Why does Snoopy always stop typing after “It was a dark and stormy night”?

Lily Gontard, former editor of Yukon, North of Ordinary would suggest that the sentence, accepted as the worst opening line in the English language, doesn’t establish a character.

Author Shyam Selvadurai would say it raises no expectations.

And editor for Mira Books, Paula Eykelhof, wouldn’t feel compelled to read on. So what does make for a good beginning?

In short fiction and magazine features, who, what, where, when and why are standard questions that must be answered up front.

“Use the W5 paragraph to do the character development,” Gontard suggested.

For instance: I dropped to my knees in the Shrine to the Madonna, thankful to be off my feet after trekking 45 kilometres in 30-degree heat on the Jacobsweg Pilgrimage Trail.

In the beginning, it’s important to “establish character early and keep the focus on the main character,” said Gontard. “Then, write an easy-to-follow narrative.”

Shyam Selvadurai, a guest speaker at the Yukon Writers’ Festival, teaches creative writing at York University. Story beginnings “create narrative and initiate the story – sets an event in motion.

“Openings must raise questions.” He adds, “Don’t miss opportunities to paint a clear sense of everyone.” For example, if a character unties their shoes, are they sturdy leather boots or high-tech sport shoes?

A good beginning not only engages the reader, but it can also help a writer get back into a stalled story.
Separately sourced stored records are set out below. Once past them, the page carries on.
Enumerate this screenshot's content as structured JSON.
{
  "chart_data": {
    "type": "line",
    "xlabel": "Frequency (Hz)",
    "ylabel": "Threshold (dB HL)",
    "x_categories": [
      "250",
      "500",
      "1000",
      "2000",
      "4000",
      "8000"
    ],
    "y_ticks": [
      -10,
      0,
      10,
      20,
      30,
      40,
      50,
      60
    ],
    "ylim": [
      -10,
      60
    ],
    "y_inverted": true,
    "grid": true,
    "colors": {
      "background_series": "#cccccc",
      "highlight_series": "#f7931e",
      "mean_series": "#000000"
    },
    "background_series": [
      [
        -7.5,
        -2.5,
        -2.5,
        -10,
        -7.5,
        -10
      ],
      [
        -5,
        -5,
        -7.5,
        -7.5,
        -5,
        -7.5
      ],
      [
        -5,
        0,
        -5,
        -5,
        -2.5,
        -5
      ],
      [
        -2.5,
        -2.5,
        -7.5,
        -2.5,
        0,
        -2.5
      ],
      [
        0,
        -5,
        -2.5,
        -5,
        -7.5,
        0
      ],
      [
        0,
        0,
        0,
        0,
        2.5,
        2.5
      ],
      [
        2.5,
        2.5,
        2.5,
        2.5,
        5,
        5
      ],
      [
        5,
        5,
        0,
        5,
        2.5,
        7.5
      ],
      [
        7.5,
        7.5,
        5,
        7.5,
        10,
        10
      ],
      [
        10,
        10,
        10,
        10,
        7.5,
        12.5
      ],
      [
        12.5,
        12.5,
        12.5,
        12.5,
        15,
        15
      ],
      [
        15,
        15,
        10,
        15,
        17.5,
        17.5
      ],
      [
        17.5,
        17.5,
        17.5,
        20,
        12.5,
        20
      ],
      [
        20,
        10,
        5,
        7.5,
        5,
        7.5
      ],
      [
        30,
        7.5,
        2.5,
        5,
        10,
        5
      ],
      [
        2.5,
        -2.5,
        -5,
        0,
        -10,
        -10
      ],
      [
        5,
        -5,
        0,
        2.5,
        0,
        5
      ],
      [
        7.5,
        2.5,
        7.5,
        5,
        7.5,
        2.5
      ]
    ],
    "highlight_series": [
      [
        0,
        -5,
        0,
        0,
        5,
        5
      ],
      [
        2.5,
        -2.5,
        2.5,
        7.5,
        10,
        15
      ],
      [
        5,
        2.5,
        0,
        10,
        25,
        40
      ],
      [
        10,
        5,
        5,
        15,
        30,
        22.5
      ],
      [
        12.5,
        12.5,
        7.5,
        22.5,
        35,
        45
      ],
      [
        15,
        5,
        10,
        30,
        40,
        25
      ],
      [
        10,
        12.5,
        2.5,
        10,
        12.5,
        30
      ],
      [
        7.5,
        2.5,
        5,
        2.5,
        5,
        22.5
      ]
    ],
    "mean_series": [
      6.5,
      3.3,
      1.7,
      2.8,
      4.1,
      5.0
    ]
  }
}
When Selvadurai has trouble staying motivated to continue a story, he puts it aside for a while and then reads and re-works it from the beginning.

“It helps me re-engage into the story and work further into it.”
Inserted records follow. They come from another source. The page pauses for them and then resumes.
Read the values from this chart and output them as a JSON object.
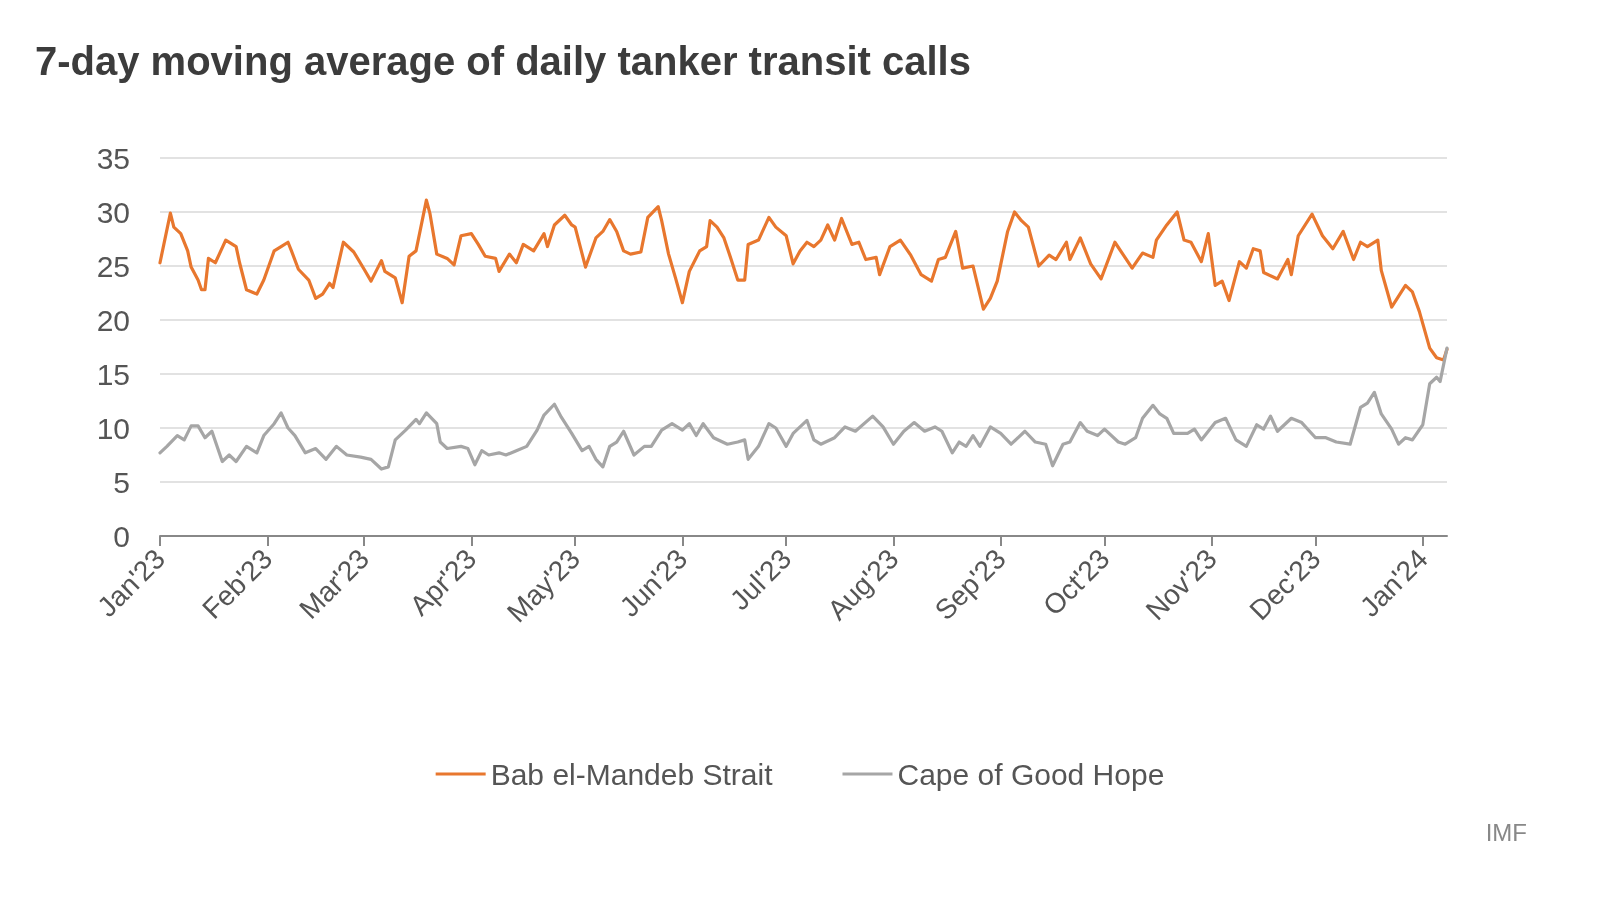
{
  "chart_data": {
    "type": "line",
    "title": "7-day moving average of daily tanker transit calls",
    "xlim": [
      "2023-01-01",
      "2024-01-08"
    ],
    "xticks": [
      {
        "value": "2023-01-01",
        "label": "Jan'23"
      },
      {
        "value": "2023-02-01",
        "label": "Feb'23"
      },
      {
        "value": "2023-03-01",
        "label": "Mar'23"
      },
      {
        "value": "2023-04-01",
        "label": "Apr'23"
      },
      {
        "value": "2023-05-01",
        "label": "May'23"
      },
      {
        "value": "2023-06-01",
        "label": "Jun'23"
      },
      {
        "value": "2023-07-01",
        "label": "Jul'23"
      },
      {
        "value": "2023-08-01",
        "label": "Aug'23"
      },
      {
        "value": "2023-09-01",
        "label": "Sep'23"
      },
      {
        "value": "2023-10-01",
        "label": "Oct'23"
      },
      {
        "value": "2023-11-01",
        "label": "Nov'23"
      },
      {
        "value": "2023-12-01",
        "label": "Dec'23"
      },
      {
        "value": "2024-01-01",
        "label": "Jan'24"
      }
    ],
    "ylim": [
      0,
      35
    ],
    "yticks": [
      0,
      5,
      10,
      15,
      20,
      25,
      30,
      35
    ],
    "grid": "y",
    "legend": "bottom",
    "marker": "none",
    "line_style": "solid",
    "annotations": [
      "IMF"
    ],
    "series": [
      {
        "name": "Bab el-Mandeb Strait",
        "color": "#e8772e",
        "x": [
          "2023-01-01",
          "2023-01-04",
          "2023-01-05",
          "2023-01-07",
          "2023-01-09",
          "2023-01-10",
          "2023-01-12",
          "2023-01-13",
          "2023-01-14",
          "2023-01-15",
          "2023-01-17",
          "2023-01-20",
          "2023-01-23",
          "2023-01-24",
          "2023-01-26",
          "2023-01-29",
          "2023-01-31",
          "2023-02-03",
          "2023-02-05",
          "2023-02-07",
          "2023-02-08",
          "2023-02-10",
          "2023-02-13",
          "2023-02-15",
          "2023-02-17",
          "2023-02-19",
          "2023-02-20",
          "2023-02-23",
          "2023-02-26",
          "2023-03-01",
          "2023-03-03",
          "2023-03-06",
          "2023-03-07",
          "2023-03-10",
          "2023-03-12",
          "2023-03-14",
          "2023-03-16",
          "2023-03-19",
          "2023-03-20",
          "2023-03-22",
          "2023-03-25",
          "2023-03-27",
          "2023-03-29",
          "2023-04-01",
          "2023-04-03",
          "2023-04-05",
          "2023-04-08",
          "2023-04-09",
          "2023-04-12",
          "2023-04-14",
          "2023-04-16",
          "2023-04-19",
          "2023-04-22",
          "2023-04-23",
          "2023-04-25",
          "2023-04-28",
          "2023-04-30",
          "2023-05-01",
          "2023-05-04",
          "2023-05-07",
          "2023-05-09",
          "2023-05-11",
          "2023-05-13",
          "2023-05-15",
          "2023-05-17",
          "2023-05-20",
          "2023-05-22",
          "2023-05-25",
          "2023-05-26",
          "2023-05-28",
          "2023-05-30",
          "2023-06-01",
          "2023-06-03",
          "2023-06-06",
          "2023-06-08",
          "2023-06-09",
          "2023-06-11",
          "2023-06-13",
          "2023-06-15",
          "2023-06-17",
          "2023-06-19",
          "2023-06-20",
          "2023-06-23",
          "2023-06-26",
          "2023-06-28",
          "2023-07-01",
          "2023-07-03",
          "2023-07-05",
          "2023-07-07",
          "2023-07-09",
          "2023-07-11",
          "2023-07-13",
          "2023-07-15",
          "2023-07-17",
          "2023-07-20",
          "2023-07-22",
          "2023-07-24",
          "2023-07-27",
          "2023-07-28",
          "2023-07-31",
          "2023-08-03",
          "2023-08-06",
          "2023-08-09",
          "2023-08-12",
          "2023-08-14",
          "2023-08-16",
          "2023-08-19",
          "2023-08-21",
          "2023-08-24",
          "2023-08-27",
          "2023-08-29",
          "2023-08-31",
          "2023-09-03",
          "2023-09-05",
          "2023-09-07",
          "2023-09-09",
          "2023-09-12",
          "2023-09-15",
          "2023-09-17",
          "2023-09-20",
          "2023-09-21",
          "2023-09-24",
          "2023-09-27",
          "2023-09-30",
          "2023-10-04",
          "2023-10-09",
          "2023-10-12",
          "2023-10-15",
          "2023-10-16",
          "2023-10-19",
          "2023-10-22",
          "2023-10-24",
          "2023-10-26",
          "2023-10-29",
          "2023-10-31",
          "2023-11-02",
          "2023-11-04",
          "2023-11-06",
          "2023-11-09",
          "2023-11-11",
          "2023-11-13",
          "2023-11-15",
          "2023-11-16",
          "2023-11-20",
          "2023-11-23",
          "2023-11-24",
          "2023-11-26",
          "2023-11-30",
          "2023-12-03",
          "2023-12-06",
          "2023-12-09",
          "2023-12-12",
          "2023-12-14",
          "2023-12-16",
          "2023-12-19",
          "2023-12-20",
          "2023-12-23",
          "2023-12-27",
          "2023-12-29",
          "2023-12-31",
          "2024-01-03",
          "2024-01-05",
          "2024-01-07",
          "2024-01-08"
        ],
        "values": [
          25.3,
          29.9,
          28.6,
          28,
          26.4,
          24.9,
          23.7,
          22.8,
          22.8,
          25.7,
          25.3,
          27.4,
          26.8,
          25.3,
          22.8,
          22.4,
          23.7,
          26.4,
          26.8,
          27.2,
          26.4,
          24.7,
          23.7,
          22,
          22.4,
          23.4,
          23,
          27.2,
          26.3,
          24.7,
          23.6,
          25.5,
          24.5,
          23.9,
          21.6,
          25.9,
          26.4,
          31.1,
          29.9,
          26.1,
          25.7,
          25.1,
          27.8,
          28,
          27,
          25.9,
          25.7,
          24.5,
          26.1,
          25.3,
          27,
          26.4,
          28,
          26.8,
          28.8,
          29.7,
          28.8,
          28.6,
          24.9,
          27.6,
          28.2,
          29.3,
          28.2,
          26.4,
          26.1,
          26.3,
          29.5,
          30.5,
          29.2,
          26.1,
          23.9,
          21.6,
          24.5,
          26.4,
          26.8,
          29.2,
          28.6,
          27.6,
          25.7,
          23.7,
          23.7,
          27,
          27.4,
          29.5,
          28.6,
          27.8,
          25.2,
          26.4,
          27.2,
          26.8,
          27.4,
          28.8,
          27.4,
          29.4,
          27,
          27.2,
          25.6,
          25.8,
          24.2,
          26.8,
          27.4,
          26,
          24.2,
          23.6,
          25.6,
          25.8,
          28.2,
          24.8,
          25,
          21,
          22,
          23.6,
          28.2,
          30,
          29.2,
          28.6,
          25,
          26,
          25.6,
          27.2,
          25.6,
          27.6,
          25.2,
          23.8,
          27.2,
          24.8,
          26.2,
          25.8,
          27.4,
          28.8,
          30,
          27.4,
          27.2,
          25.4,
          28,
          23.2,
          23.6,
          21.8,
          25.4,
          24.8,
          26.6,
          26.4,
          24.4,
          23.8,
          25.6,
          24.2,
          27.8,
          29.8,
          27.8,
          26.6,
          28.2,
          25.6,
          27.2,
          26.8,
          27.4,
          24.6,
          21.2,
          23.2,
          22.6,
          20.8,
          17.4,
          16.5,
          16.3,
          17.3
        ]
      },
      {
        "name": "Cape of Good Hope",
        "color": "#a6a6a6",
        "x": [
          "2023-01-01",
          "2023-01-03",
          "2023-01-06",
          "2023-01-08",
          "2023-01-10",
          "2023-01-12",
          "2023-01-14",
          "2023-01-16",
          "2023-01-19",
          "2023-01-21",
          "2023-01-23",
          "2023-01-26",
          "2023-01-29",
          "2023-01-31",
          "2023-02-03",
          "2023-02-05",
          "2023-02-07",
          "2023-02-09",
          "2023-02-12",
          "2023-02-15",
          "2023-02-18",
          "2023-02-21",
          "2023-02-24",
          "2023-02-28",
          "2023-03-03",
          "2023-03-06",
          "2023-03-08",
          "2023-03-10",
          "2023-03-13",
          "2023-03-16",
          "2023-03-17",
          "2023-03-19",
          "2023-03-22",
          "2023-03-23",
          "2023-03-25",
          "2023-03-29",
          "2023-03-31",
          "2023-04-02",
          "2023-04-04",
          "2023-04-06",
          "2023-04-09",
          "2023-04-11",
          "2023-04-14",
          "2023-04-17",
          "2023-04-20",
          "2023-04-22",
          "2023-04-25",
          "2023-04-27",
          "2023-04-30",
          "2023-05-03",
          "2023-05-05",
          "2023-05-07",
          "2023-05-09",
          "2023-05-11",
          "2023-05-13",
          "2023-05-15",
          "2023-05-18",
          "2023-05-21",
          "2023-05-23",
          "2023-05-26",
          "2023-05-29",
          "2023-06-01",
          "2023-06-03",
          "2023-06-05",
          "2023-06-07",
          "2023-06-10",
          "2023-06-14",
          "2023-06-17",
          "2023-06-19",
          "2023-06-20",
          "2023-06-23",
          "2023-06-26",
          "2023-06-28",
          "2023-07-01",
          "2023-07-03",
          "2023-07-07",
          "2023-07-09",
          "2023-07-11",
          "2023-07-15",
          "2023-07-18",
          "2023-07-21",
          "2023-07-26",
          "2023-07-29",
          "2023-08-01",
          "2023-08-04",
          "2023-08-07",
          "2023-08-10",
          "2023-08-13",
          "2023-08-15",
          "2023-08-18",
          "2023-08-20",
          "2023-08-22",
          "2023-08-24",
          "2023-08-26",
          "2023-08-29",
          "2023-09-01",
          "2023-09-04",
          "2023-09-08",
          "2023-09-11",
          "2023-09-14",
          "2023-09-16",
          "2023-09-19",
          "2023-09-21",
          "2023-09-24",
          "2023-09-26",
          "2023-09-29",
          "2023-10-01",
          "2023-10-05",
          "2023-10-07",
          "2023-10-10",
          "2023-10-12",
          "2023-10-15",
          "2023-10-17",
          "2023-10-19",
          "2023-10-21",
          "2023-10-25",
          "2023-10-27",
          "2023-10-29",
          "2023-11-02",
          "2023-11-05",
          "2023-11-08",
          "2023-11-11",
          "2023-11-14",
          "2023-11-16",
          "2023-11-18",
          "2023-11-20",
          "2023-11-24",
          "2023-11-27",
          "2023-12-01",
          "2023-12-04",
          "2023-12-07",
          "2023-12-11",
          "2023-12-14",
          "2023-12-16",
          "2023-12-18",
          "2023-12-20",
          "2023-12-23",
          "2023-12-25",
          "2023-12-27",
          "2023-12-29",
          "2024-01-01",
          "2024-01-03",
          "2024-01-05",
          "2024-01-06",
          "2024-01-08"
        ],
        "values": [
          7.7,
          8.3,
          9.3,
          8.9,
          10.2,
          10.2,
          9.1,
          9.7,
          6.9,
          7.5,
          6.9,
          8.3,
          7.7,
          9.3,
          10.4,
          11.4,
          10,
          9.3,
          7.7,
          8.1,
          7.1,
          8.3,
          7.5,
          7.3,
          7.1,
          6.2,
          6.4,
          8.9,
          9.8,
          10.8,
          10.4,
          11.4,
          10.4,
          8.7,
          8.1,
          8.3,
          8.1,
          6.6,
          7.9,
          7.5,
          7.7,
          7.5,
          7.9,
          8.3,
          9.8,
          11.2,
          12.2,
          11,
          9.5,
          7.9,
          8.3,
          7.1,
          6.4,
          8.3,
          8.7,
          9.7,
          7.5,
          8.3,
          8.3,
          9.8,
          10.4,
          9.8,
          10.4,
          9.3,
          10.4,
          9.1,
          8.5,
          8.7,
          8.9,
          7.1,
          8.3,
          10.4,
          10,
          8.3,
          9.5,
          10.7,
          8.9,
          8.5,
          9.1,
          10.1,
          9.7,
          11.1,
          10.1,
          8.5,
          9.7,
          10.5,
          9.7,
          10.1,
          9.7,
          7.7,
          8.7,
          8.3,
          9.3,
          8.3,
          10.1,
          9.5,
          8.5,
          9.7,
          8.7,
          8.5,
          6.5,
          8.5,
          8.7,
          10.5,
          9.7,
          9.3,
          9.9,
          8.7,
          8.5,
          9.1,
          10.9,
          12.1,
          11.3,
          10.9,
          9.5,
          9.5,
          9.9,
          8.9,
          10.5,
          10.9,
          8.9,
          8.3,
          10.3,
          9.9,
          11.1,
          9.7,
          10.9,
          10.5,
          9.1,
          9.1,
          8.7,
          8.5,
          11.9,
          12.3,
          13.3,
          11.3,
          9.9,
          8.5,
          9.1,
          8.9,
          10.3,
          14.1,
          14.7,
          14.3,
          17.4
        ]
      }
    ]
  }
}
Paula Eykelhof, who specializes in single-release women’s fiction, would add that, in reviewing material, writers should “honestly and objectively answer this question: Do I want to keep on reading?”

During the Yukon Writers Conference, she gave local writers a few questions to consider.

Primarily, “Are you starting with an important change or catalyst that sets the story in motion?”

Like so: Take, for example, my return to the Pyrenees. All my 53 years had been hardscrabble, hectic and aimless, until today.

This makes the reader curious to know why today is different and what happened on the pilgrimage to give my aimless life direction. Along with introducing a major character, said Eykelhof, the opening should compel the reader to make a strong emotional connection to the story.

She also asks, “Are you including all the necessary information?” If there’s too little, the story becomes obscure and the reader becomes irritated. If there is more backstory than necessary, the past overwhelms the present.

Eykelhof expects the tone to be in keeping with the rest of the story. She wouldn’t expect a dark tone for a comedy unless the work is a black comedy, in which case the tone would grab exactly the right audience.

Once your beginning has hooked your reader, Eykelhof said, “meet the expectations you’ve raised and convey your story with integrity”.